Improved system reliability: Edge computing improves system resilience by providing a self-sufficient system that can operate independently without a need to be connected to a central system over the internet.
Network resiliency: A stable network is required to enable and support automation. Private networks made possible by 5G technology are making industrial automation possible even in remote areas like mines or plants. 5G enables low latency connectivity among various edge devices on-site, providing a stable, dedicated network. This wireless broadband technology is transforming traditional industries like manufacturing, mining and agriculture by automating various functions, resulting in improved production.
Security and surveillance: Recent advances in artificial intelligence and machine learning have resulted in edge devices like smart cameras, which use computer vision to accurately process digital images and videos. Computer vision can help law enforcement agencies with analysing footage and assist to identify criminal suspects. Smart cameras can be used to proactively assist police by predicting the likelihood of crime being committed in a particular area, so that measures are put in place to prevent it.
5G private network: Mobile operators are actively investing in broadband technologies like 5G as they seek to pivot new products and services to attract new clients. The mining industry is embracing 5G technology to digitise operations and this has the potential to improve operational efficiencies and overall safety and in the long run could bring down the cost of mining.
Internet of things edge: IOT edge devices and sensors generate and locally process large volumes of data in real-time. Keeping the computing process on the edge of the network eliminates latency, making these devices process and transmit data in real-time.

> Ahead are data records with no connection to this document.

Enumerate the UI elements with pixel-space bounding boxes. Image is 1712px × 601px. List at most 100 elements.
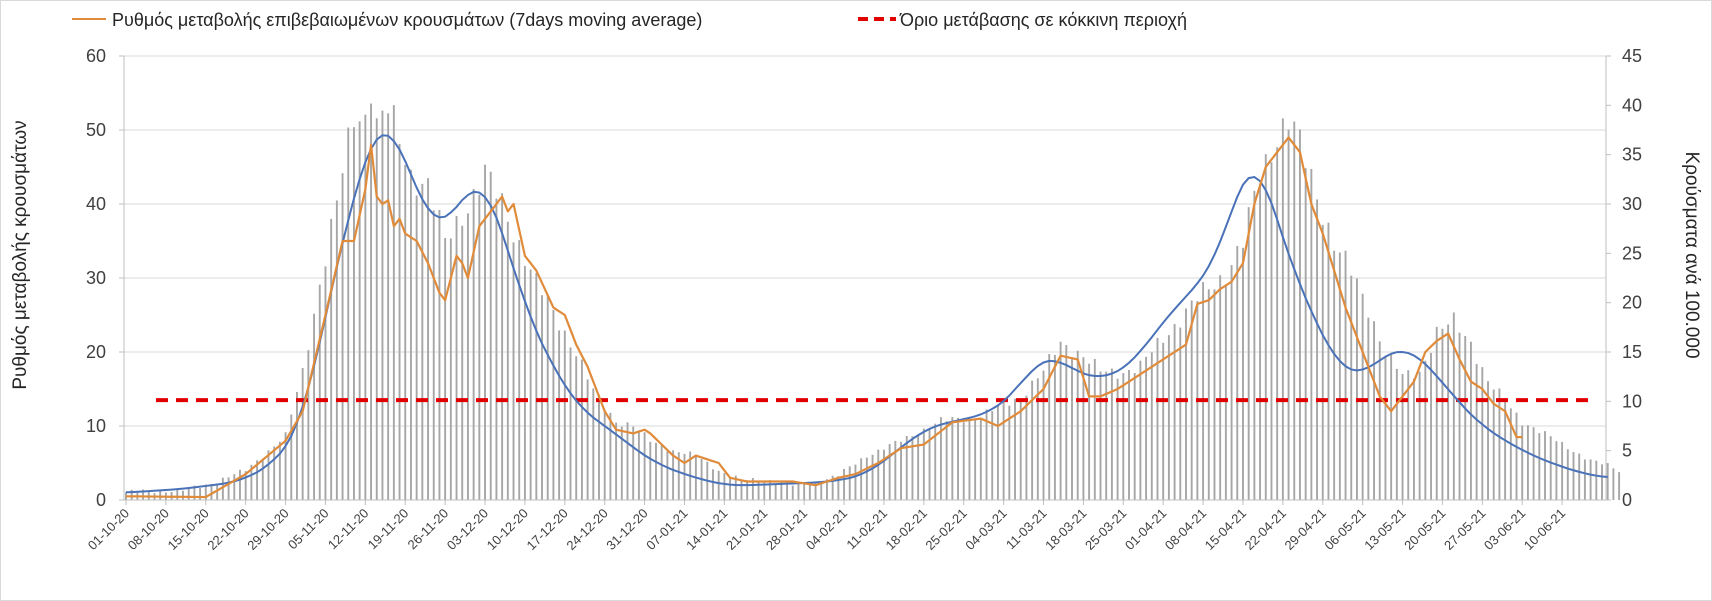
bar [763,481,766,500]
bar [1053,354,1056,500]
bar [353,127,355,500]
bar [626,422,629,500]
y-tick-label: 50 [86,120,106,140]
y-axis-title-right: Κρούσματα ανά 100.000 [1681,151,1702,358]
bar [769,480,771,500]
x-tick-label: 04-03-21 [962,506,1009,553]
bar [1128,370,1130,500]
bar [1378,341,1381,500]
trend-line [125,134,1608,494]
x-tick-label: 19-11-20 [365,506,412,553]
x-tick-label: 25-02-21 [922,506,969,553]
x-tick-label: 15-04-21 [1202,506,1249,553]
bar [1407,370,1410,500]
bar [1504,401,1507,500]
bar [392,105,395,500]
bar [1099,371,1102,500]
bar [660,445,663,500]
bar [1515,412,1518,500]
bar [1589,459,1592,500]
bar [1424,360,1427,500]
bar [1270,162,1273,500]
bar [546,295,549,500]
bar [523,265,526,500]
bar [905,436,908,500]
x-tick-label: 10-12-20 [484,506,531,553]
bar [381,110,384,500]
bar [541,295,543,500]
x-tick-label: 29-10-20 [244,506,291,553]
bar [1601,464,1603,500]
bar [860,458,863,500]
bar [1185,308,1187,500]
bar [962,422,965,500]
x-tick-label: 18-03-21 [1042,506,1089,553]
bar [387,113,390,500]
bar [968,416,971,500]
bar [780,481,783,500]
y2-tick-label: 20 [1622,293,1642,313]
legend: Ρυθμός μεταβολής επιβεβαιωμένων κρουσμάτ… [72,10,1187,30]
bar [256,460,259,500]
bar [478,194,481,500]
bar [176,488,179,500]
bar [1595,460,1598,500]
bar [1242,247,1244,500]
bar [746,480,749,500]
bar [1487,381,1489,500]
bar [649,441,652,500]
bar [1578,453,1581,500]
x-tick-label: 08-10-20 [125,506,172,553]
bar [1167,335,1170,500]
bar [1299,129,1301,500]
x-tick-label: 25-03-21 [1082,506,1129,553]
bar [375,118,378,501]
bar [751,478,754,500]
bar [843,468,845,500]
bar [1526,425,1529,500]
bar [672,450,675,500]
bar [637,430,640,500]
bar [444,237,447,501]
bar [1207,289,1210,500]
bar [911,436,914,500]
bar [934,423,937,500]
bar [125,492,127,500]
bar [922,428,925,500]
x-tick-label: 15-10-20 [164,506,211,553]
bar [598,394,600,500]
bar [398,143,401,501]
bar [643,432,646,500]
bar [318,284,321,500]
bar [1002,401,1005,500]
bar [187,487,190,500]
bar [723,473,726,500]
bar [358,121,361,500]
bar [1361,293,1364,500]
bar [1224,284,1227,500]
bar [370,103,372,500]
bar [278,441,281,500]
bar [991,411,994,500]
bar [1287,129,1290,500]
y-tick-label: 30 [86,268,106,288]
bar [1384,355,1387,500]
bar [1469,341,1472,500]
bar [1059,341,1062,500]
bar [512,242,515,500]
bar [917,435,920,500]
bar [335,200,338,500]
x-tick-label: 14-01-21 [683,506,730,553]
bar [1031,380,1034,500]
bar [586,379,589,500]
bar [1145,356,1148,500]
bar [1327,222,1330,500]
bar [227,477,230,500]
bar [717,470,720,500]
x-tick-label: 07-01-21 [643,506,690,553]
x-tick-label: 31-12-20 [603,506,650,553]
bar [1281,118,1284,500]
bar [740,479,743,500]
bar [324,266,327,500]
bar [404,165,407,500]
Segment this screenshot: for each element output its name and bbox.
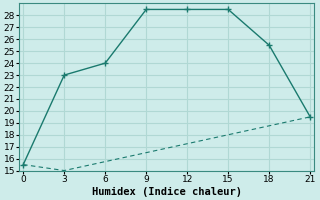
X-axis label: Humidex (Indice chaleur): Humidex (Indice chaleur) — [92, 186, 242, 197]
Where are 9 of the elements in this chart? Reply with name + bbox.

Retail industry: Edge computing can bring together online and offline shopping to improve customer experience. Retail apps can be enhanced to personalise the shopping experience while at the physical shop. For example, by recommending products to purchase based on customer shopping history. The app can also notify customers of items that are currently on promotion. Edge computing is therefore powering a move to self-service and autonomous stores. This is opening new opportunities for the retail industry, and it can allow shops to operate 24/7.
Edge computing allows organisations to collect, process and analyse data in real-time to derive actionable insights. Edge devices can harness the power of AI and machine learning to enhance the user experience for both employees and customers.